Lately, during my evening runs in Montana (and yes, I do still occasionally run in Montana), I have been dragging a sled along for the trip. The sled is a harsh necessity of the Susitna 100, which requires every competitor to carry at least 15 pounds of survival gear, including a sleeping bag rated to -20 degrees F (mine is rated to -40), a bivy sack, a closed-cell foam pad, 3,000 calories of emergency-only food (i.e. you're not allowed to eat it), a stove, a pan, fuel, and whatever else you feel like bringing.
This is my sixth year preparing for a winter ultra in Alaska, but my first attempt to compete on foot (all the others have been by bicycle.) I have mixed feelings about the Susitna 100's required gear. I understand the harshness of the environment and that the race directors have liabilities. However, I also feel that people who are bold enough to sign up for a race like the Susitna 100 should be smart enough to know what they need. The White Mountains 100 takes place in a much more remote region, under generally colder conditions. But in that race, competitors are allowed to choose what they carry. There is no required gear. In last year's White Mountains 100, I opted to carry an emergency bivy system — a down coat, a light down sleeping bag, bivy and pad — reasoning that it would at least keep me alive for a few hours if I somehow became completely immobile, but wouldn't allow for any sleep on the trail.

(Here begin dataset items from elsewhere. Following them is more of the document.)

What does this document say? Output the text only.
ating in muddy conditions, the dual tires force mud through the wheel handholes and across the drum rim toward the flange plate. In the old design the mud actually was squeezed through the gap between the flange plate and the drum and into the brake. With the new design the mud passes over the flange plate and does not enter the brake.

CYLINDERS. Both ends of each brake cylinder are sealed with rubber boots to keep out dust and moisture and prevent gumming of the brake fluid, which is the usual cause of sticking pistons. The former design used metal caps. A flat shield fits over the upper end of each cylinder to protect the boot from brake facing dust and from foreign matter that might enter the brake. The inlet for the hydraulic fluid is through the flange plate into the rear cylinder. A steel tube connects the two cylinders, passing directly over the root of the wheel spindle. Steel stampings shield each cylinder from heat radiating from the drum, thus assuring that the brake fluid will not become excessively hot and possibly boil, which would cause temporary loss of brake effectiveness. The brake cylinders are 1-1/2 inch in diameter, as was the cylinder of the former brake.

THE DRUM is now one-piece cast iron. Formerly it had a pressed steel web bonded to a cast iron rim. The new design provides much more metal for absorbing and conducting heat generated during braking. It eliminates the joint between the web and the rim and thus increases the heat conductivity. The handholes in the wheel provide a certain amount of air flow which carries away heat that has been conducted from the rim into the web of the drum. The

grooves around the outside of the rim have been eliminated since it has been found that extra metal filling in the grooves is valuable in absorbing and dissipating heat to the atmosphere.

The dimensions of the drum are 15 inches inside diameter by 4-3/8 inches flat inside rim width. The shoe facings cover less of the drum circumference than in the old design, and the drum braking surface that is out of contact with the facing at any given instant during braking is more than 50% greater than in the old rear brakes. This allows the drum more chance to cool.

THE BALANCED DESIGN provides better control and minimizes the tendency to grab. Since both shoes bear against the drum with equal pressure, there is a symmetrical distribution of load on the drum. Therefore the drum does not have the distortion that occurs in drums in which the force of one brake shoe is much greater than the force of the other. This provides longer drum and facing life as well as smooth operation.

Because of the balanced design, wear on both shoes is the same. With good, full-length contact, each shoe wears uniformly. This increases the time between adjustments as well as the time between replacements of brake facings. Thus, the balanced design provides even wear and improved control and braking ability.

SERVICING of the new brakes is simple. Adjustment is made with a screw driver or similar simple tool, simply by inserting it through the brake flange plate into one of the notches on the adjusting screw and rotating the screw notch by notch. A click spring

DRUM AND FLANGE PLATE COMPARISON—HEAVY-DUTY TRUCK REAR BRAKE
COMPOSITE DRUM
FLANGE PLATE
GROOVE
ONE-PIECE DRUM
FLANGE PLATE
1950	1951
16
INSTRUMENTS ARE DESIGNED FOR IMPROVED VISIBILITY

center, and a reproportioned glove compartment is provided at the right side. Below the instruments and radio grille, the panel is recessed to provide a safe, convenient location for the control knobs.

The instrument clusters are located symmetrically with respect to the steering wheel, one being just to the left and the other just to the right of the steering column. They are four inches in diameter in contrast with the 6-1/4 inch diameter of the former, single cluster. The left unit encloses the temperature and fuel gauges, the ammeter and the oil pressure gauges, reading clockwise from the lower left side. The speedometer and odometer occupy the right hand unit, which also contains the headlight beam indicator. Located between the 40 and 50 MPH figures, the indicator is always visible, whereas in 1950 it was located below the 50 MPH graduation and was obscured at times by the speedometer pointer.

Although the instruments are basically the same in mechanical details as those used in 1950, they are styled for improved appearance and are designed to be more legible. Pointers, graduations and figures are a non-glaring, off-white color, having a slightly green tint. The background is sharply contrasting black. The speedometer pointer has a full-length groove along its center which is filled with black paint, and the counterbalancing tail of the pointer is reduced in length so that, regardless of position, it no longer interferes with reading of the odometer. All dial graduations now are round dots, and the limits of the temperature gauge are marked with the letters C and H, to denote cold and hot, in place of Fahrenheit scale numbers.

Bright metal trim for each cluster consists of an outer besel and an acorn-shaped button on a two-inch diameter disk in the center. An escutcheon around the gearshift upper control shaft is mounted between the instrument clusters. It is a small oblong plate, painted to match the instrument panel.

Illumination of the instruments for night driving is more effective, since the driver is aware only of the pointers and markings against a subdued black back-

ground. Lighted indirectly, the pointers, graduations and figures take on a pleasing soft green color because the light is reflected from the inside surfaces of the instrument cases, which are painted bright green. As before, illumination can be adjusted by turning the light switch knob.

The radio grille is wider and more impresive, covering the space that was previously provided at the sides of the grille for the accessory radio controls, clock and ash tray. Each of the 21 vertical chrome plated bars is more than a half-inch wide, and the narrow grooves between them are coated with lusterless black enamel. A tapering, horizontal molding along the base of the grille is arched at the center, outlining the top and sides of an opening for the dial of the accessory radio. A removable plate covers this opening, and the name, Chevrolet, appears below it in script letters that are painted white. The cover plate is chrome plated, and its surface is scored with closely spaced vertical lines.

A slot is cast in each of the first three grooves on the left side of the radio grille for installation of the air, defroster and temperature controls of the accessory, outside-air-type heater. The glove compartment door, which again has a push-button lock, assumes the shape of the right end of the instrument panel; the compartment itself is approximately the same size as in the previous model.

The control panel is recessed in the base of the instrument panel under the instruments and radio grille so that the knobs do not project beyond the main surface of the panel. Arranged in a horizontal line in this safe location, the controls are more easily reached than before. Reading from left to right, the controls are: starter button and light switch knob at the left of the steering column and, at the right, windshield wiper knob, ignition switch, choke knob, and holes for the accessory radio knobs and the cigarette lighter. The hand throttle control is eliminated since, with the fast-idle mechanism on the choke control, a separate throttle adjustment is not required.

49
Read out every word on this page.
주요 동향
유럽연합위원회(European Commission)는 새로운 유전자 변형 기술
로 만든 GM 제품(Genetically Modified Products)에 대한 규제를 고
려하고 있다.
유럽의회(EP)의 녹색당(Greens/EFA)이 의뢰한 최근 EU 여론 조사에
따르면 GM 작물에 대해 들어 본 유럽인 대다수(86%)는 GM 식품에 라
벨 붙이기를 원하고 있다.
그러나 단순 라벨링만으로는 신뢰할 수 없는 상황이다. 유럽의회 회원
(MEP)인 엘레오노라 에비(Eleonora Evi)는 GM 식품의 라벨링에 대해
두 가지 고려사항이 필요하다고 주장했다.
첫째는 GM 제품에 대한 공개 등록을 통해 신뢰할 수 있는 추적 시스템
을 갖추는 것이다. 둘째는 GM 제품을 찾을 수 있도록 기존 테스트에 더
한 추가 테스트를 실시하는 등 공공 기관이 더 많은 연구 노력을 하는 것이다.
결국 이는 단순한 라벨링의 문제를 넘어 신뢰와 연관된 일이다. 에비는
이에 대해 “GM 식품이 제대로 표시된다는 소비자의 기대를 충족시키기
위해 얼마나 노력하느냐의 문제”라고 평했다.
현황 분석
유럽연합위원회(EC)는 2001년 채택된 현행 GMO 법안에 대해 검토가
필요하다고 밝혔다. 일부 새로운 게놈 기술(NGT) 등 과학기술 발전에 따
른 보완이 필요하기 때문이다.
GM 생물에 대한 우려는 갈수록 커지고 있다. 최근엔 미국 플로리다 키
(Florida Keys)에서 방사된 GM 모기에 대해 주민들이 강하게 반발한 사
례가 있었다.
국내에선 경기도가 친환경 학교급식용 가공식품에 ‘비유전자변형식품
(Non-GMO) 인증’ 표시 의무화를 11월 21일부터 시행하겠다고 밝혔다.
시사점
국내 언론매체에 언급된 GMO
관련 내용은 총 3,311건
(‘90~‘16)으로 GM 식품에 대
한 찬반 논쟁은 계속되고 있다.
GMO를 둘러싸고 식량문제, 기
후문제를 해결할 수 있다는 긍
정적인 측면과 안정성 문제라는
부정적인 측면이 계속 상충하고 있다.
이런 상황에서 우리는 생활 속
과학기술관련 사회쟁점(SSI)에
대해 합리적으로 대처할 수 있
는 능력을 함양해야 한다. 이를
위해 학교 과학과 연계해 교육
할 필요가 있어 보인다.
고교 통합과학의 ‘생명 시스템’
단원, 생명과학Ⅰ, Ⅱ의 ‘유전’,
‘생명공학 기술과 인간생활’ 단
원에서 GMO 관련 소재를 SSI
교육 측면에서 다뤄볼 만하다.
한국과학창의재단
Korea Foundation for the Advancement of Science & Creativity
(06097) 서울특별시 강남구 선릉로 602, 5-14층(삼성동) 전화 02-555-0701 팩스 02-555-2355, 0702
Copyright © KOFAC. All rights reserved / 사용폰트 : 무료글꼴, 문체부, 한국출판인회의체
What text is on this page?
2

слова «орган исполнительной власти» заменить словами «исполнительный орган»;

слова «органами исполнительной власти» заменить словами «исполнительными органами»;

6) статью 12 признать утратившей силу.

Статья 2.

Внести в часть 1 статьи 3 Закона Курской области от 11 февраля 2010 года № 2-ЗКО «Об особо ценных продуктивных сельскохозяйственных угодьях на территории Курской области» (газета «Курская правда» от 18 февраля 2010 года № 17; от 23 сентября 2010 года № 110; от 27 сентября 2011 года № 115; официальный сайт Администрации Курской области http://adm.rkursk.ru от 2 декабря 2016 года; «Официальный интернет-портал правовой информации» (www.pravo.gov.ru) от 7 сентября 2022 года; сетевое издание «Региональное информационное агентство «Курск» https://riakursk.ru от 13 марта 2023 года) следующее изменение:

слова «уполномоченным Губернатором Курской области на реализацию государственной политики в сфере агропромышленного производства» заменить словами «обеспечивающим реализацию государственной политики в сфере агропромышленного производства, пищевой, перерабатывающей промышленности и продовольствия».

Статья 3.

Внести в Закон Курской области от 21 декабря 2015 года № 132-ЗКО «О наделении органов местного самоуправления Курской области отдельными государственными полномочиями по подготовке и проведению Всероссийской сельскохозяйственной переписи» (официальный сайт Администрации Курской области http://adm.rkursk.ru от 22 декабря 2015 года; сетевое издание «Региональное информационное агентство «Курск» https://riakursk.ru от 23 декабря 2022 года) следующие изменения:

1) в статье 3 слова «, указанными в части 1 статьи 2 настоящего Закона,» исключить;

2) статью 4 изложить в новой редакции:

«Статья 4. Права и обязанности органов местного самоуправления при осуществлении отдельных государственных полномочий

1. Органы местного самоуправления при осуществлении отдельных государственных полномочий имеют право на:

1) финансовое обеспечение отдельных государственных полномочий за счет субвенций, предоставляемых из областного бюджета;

Other racers in the WM100 opted to carry only a few extra items of clothing and food, and no emergency bivy gear. There is inherent risk to that, but in a controlled environment like a race, it's less risky than embarking on a long day hike in the winter without full bivy gear, which I do all the time. I wish the Susitna 100 organizers would allow racers the same freedom. Although I am venturing into unknown territory this year — a potentially very long foot race with higher likelihood for injury — so I might still opt to carry everything they require anyway.
But yes, the sled. In my testing so far, I have been very happy with its features and construction. Geoff developed it over three years, tweaking the harness, ski mounts and cover, so it's really dialed in. He wrote a blog post in 2008 further describing the sled, or at least Version 2.0 (Anatomy of a Sled.) Since then, he added a custom-designed cover, improved the harness substantially and attached it to the poles with industrial silicone that's rated to 100 below. A rope threads through the poles and wraps around the sled, so it's both strong and flexible. The rigid poles also prevent the sled from getting away from you on the downhills. I have run down some very steep slopes and it stays exactly where I want it to. It also tracks very well. Last night I did an 8-mile run in Blue Mountain — largely on winding, uneven singletrack — and it stayed directly behind me around every narrow curve and steep sideslope. The skis seem to reduce drag substantially, and the sled itself will still float on top of deep powder. The harness also is quite comfortable, outfitted with several loops should any fail. On steep uphills, the weight pulls fiercely on my hamstrings, so I need to work on strengthening those. Luckily, there aren't many uphills in the Susitna 100.
Eric Parsons at Revelate Designs custom-designed the cover in 2009, and like all of the bike gear Eric builds, it is a marvel of Alaska innovation. It attaches to the sled with very strong velcro, and has a three-quarter length zipper that zips both ways. When I stuff my sleeping system in the center, I have large compartments in both the front and back for easy accessibility to my food and gear. The cover is waterproof and prevents any snow from creeping into the sled, which will minimize the dead weight I have to drag for 100 miles. The cover is strong, too. Last night I rounded a sharp hairpin turn and tipped the sled over. I actually didn't even notice for about 100 yards; it just continued to follow me completely upside down, with no lost gear and no damage. Luckily, Eric builds his gear to be "Jill-proof." It even has reflective stripping so the snow-mos can see me.
The Susitna 100 is now officially a mere month away, and fear has firmly settled in my heart. I feel confident in my ability to prepare for and deal with cold or wet weather, to keep moving for long periods of time and even to eat properly, but I am quite terrified of the physical prospect of this race: my legs, my feet, my stomach and the possibility that it could take all of 48 sleepless hours. That's why I chose to run the Susitna 100; the bike just wouldn't offer the same unknowns, the same challenges (although it would of course still be extremely challenging.) The Su100 — complete with ghostly apparitions of Flathorn Lake and the long minutes before and after I punched through the ice and froze my right foot in 2009 — are often all I think about when I'm out for my long sled runs. But on Thursday, I felt just a little more confidence creeping in. It allowed my mind to drift back to Martin Luther King Day in Waikiki, when Beat and I went on an 11-mile urban "recovery hike" from our hotel to the top of the Diamond Head crater, and the sun was so warm it made my head spin, the land so green and water so blue it was impossible to comprehend how this could exist in the same hemisphere as Alaska.